Property News: Sunny playground where the growth is only just beginning - domain. Your web browser is no longer supported. To improve your experience update it here. News World. What became of Kony five years on. By Nick Pearson. Joseph Kony. Tweet Facebook Mail. Thanks to a short film that pulled at viewers' heartstrings, a charity group called Invisible Children made an African warlord a household name. Suddenly millions of people became committed to his capture.
Kony used a mix of Christian and mystical theology to justify widespread murder, child-sex slavery and abduction of juveniles to fight as child soldiers. I had more luck with Lt. Islam Arif, a Bangladeshi officer tasked at the time to the U. Arif explained that the early-warning network is integral to his intelligence gathering. Invisible Children is the only NGO invited to his weekly intelligence meetings. As our interview wrapped up, Marie-Regnault entered the office, and Arif gave her a double-cheek kiss.
The military alliance is just as tight across the border in Obo, an even more remote settlement in the Central African Republic that is essentially a 3-mile dirt road connecting the Ugandan military base on one end and the AFRICOM and U. Between and , U. At night the front yard glows with the smartphone screens of soldiers trying to poach their wireless internet. Zerla was posted in Obo for two years, and during that time she was known to sprint across the airfield to alert Ugandan officers about actionable intelligence.
Invisible Children sees nothing remarkable about its military cooperation. But its approach contrasts sharply with other nonprofits in the region. CRS, however, does not share its data directly with the U. The American Red Cross has long set the industry standard for independence from armed actors.
While the Red Cross works with governments, militaries, and rebel groups to provide emergency medical services, a spokeswoman told me, it enforces a policy of neutrality in war zones. Later, he took a job at Bridgeway to help coordinate the effort. Left: Joseph, right, helps lead a training for volunteer operators who near Garamba National Park. Rangers want to use Invisible Children's radio network to track poachers.

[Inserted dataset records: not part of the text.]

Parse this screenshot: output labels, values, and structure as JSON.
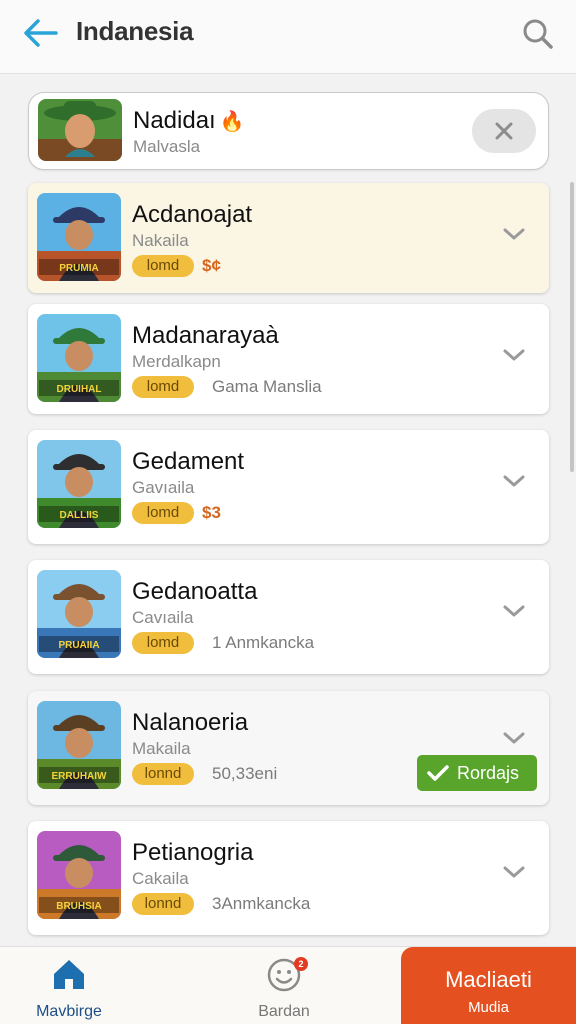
{
  "header": {
    "title": "Indanesia"
  },
  "featured": {
    "name": "Nadidaı",
    "subtitle": "Malvasla"
  },
  "games": [
    {
      "name": "Acdanoajat",
      "subtitle": "Nakaila",
      "badge": "lomd",
      "extra": "$¢",
      "extra_style": "price",
      "thumb_text": "PRUMIA"
    },
    {
      "name": "Madanarayaà",
      "subtitle": "Merdalkapn",
      "badge": "lomd",
      "extra": "Gama Manslia",
      "extra_style": "info",
      "thumb_text": "DRUIHAL"
    },
    {
      "name": "Gedament",
      "subtitle": "Gavıaila",
      "badge": "lomd",
      "extra": "$3",
      "extra_style": "price",
      "thumb_text": "DALLIIS"
    },
    {
      "name": "Gedanoatta",
      "subtitle": "Cavıaila",
      "badge": "lomd",
      "extra": "1 Anmkancka",
      "extra_style": "info",
      "thumb_text": "PRUAIIA"
    },
    {
      "name": "Nalanoeria",
      "subtitle": "Makaila",
      "badge": "lonnd",
      "extra": "50,33eni",
      "extra_style": "info",
      "thumb_text": "ERRUHAIW"
    },
    {
      "name": "Petianogria",
      "subtitle": "Cakaila",
      "badge": "lonnd",
      "extra": "3Anmkancka",
      "extra_style": "info",
      "thumb_text": "BRUHSIA"
    }
  ],
  "done_button": {
    "label": "Rordajs"
  },
  "tabbar": {
    "home_label": "Mavbirge",
    "bardan_label": "Bardan",
    "notification_count": "2",
    "cta_title": "Macliaeti",
    "cta_subtitle": "Mudia"
  },
  "colors": {
    "accent_blue": "#2aa4d8",
    "badge_yellow": "#f1bd3d",
    "success_green": "#59a52b",
    "cta_orange": "#e4501f"
  },
  "icons": [
    "back-arrow-icon",
    "search-icon",
    "close-icon",
    "chevron-down-icon",
    "checkmark-icon",
    "home-icon",
    "smiley-icon"
  ]
}
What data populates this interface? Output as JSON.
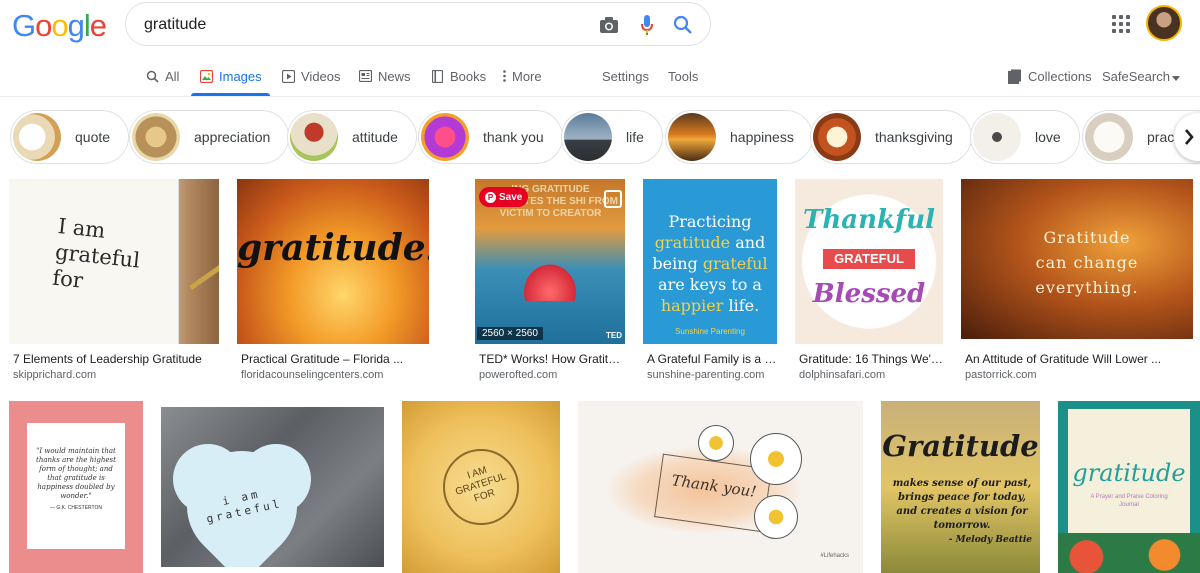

Invisible Children is expanding its cooperation with armed actors who want access to its valuable intelligence network. The park recently created an intelligence unit, led by a French army veteran, to coordinate the movements of rangers armed with AKs and a Bell helicopter.
Unlike the LRA, which has become less violent in recent years as it seeks to keep a low profile, poachers armed with assault rifles have become more aggressive. Last April, just a few months before my visit, poachers murdered three rangers during a shootout in the park.
I dipped out of the training session to join the afternoon radio call. Floribert, the operator on duty, was receiving more news from Masombo, the border village attacked a few days before.
While looting a hut earlier in the week, LRA fighters had found a uniform belonging to a villager who worked as a park ranger. They were now stalking his home, hoping to assassinate him. The ranger had fled with his family. There was non-LRA news too. A radio operator in Bangadi reported that a pregnant woman had had an emergency cesarean section the night before. Her baby had died, and she had just passed away that morning. Could someone notify him?
Prosper, the year-old network engineer, has a brow perpetually knitted in concentration. He seemed an appropriate bearer of the bad news. When we arrived, the landlord told us we were too late. The man had left for Bangadi that morning, as scheduled.
He was on the back of a motorcycle, bouncing home. The road was bad. It would be five or six more hours before he learned that his daughter-in-law and grandchild were dead. Isolated communities in Congo and the Central African Republic are desperate for more radios, which are often the only lifelines to the outside world. Villages use them to exchange news about commodity prices, request medical help, and keep in touch with family. In the fall of , the mayor of a remote Central African village biked 70 miles over two days to reach the town of Sam Ouandja to request that Invisible Children install a radio in his community.
Some villages also earn money by charging roving traders a few Congolese francs to make calls. While he grumbled about the lack of pay from Invisible Children, Ambroise likes that the job broadens his horizons. Whatever their complaints, volunteer operators — and, indeed, many Congolese in this neglected region — are grateful to Invisible Children for providing connectivity in a corner of the country almost devoid of social services.
But I sensed that operators were only partially aware of the risk they were running by becoming veritable intelligence operatives. When the Acholi failed to embrace his rebellion Kony turned on them, attacking civilians, abducting women and children and massacring entire villages.
In the ICC unsealed arrest warrants against five top LRA leaders, including Kony and Ongwen, accusing them of war crimes and crimes against humanity. The pressure of ICC attention contributed to Kony's turning up to peace talks the following year, the first time he had appeared in public in years.
However, the talks collapsed and Kony took his rebels back to the bush. In , Ongwen's trial became the first involving the LRA. A concerted campaign by activists in the US led former president Barack Obama to sign a law in that allowed the deployment of around special forces to work with regional armies to hunt down Kony.
One of the groups, Invisible Children, went on to produce a video two years later called "Kony " that went viral with million views in a matter of days, raising awareness of the rebel group's activities and its fugitive leader.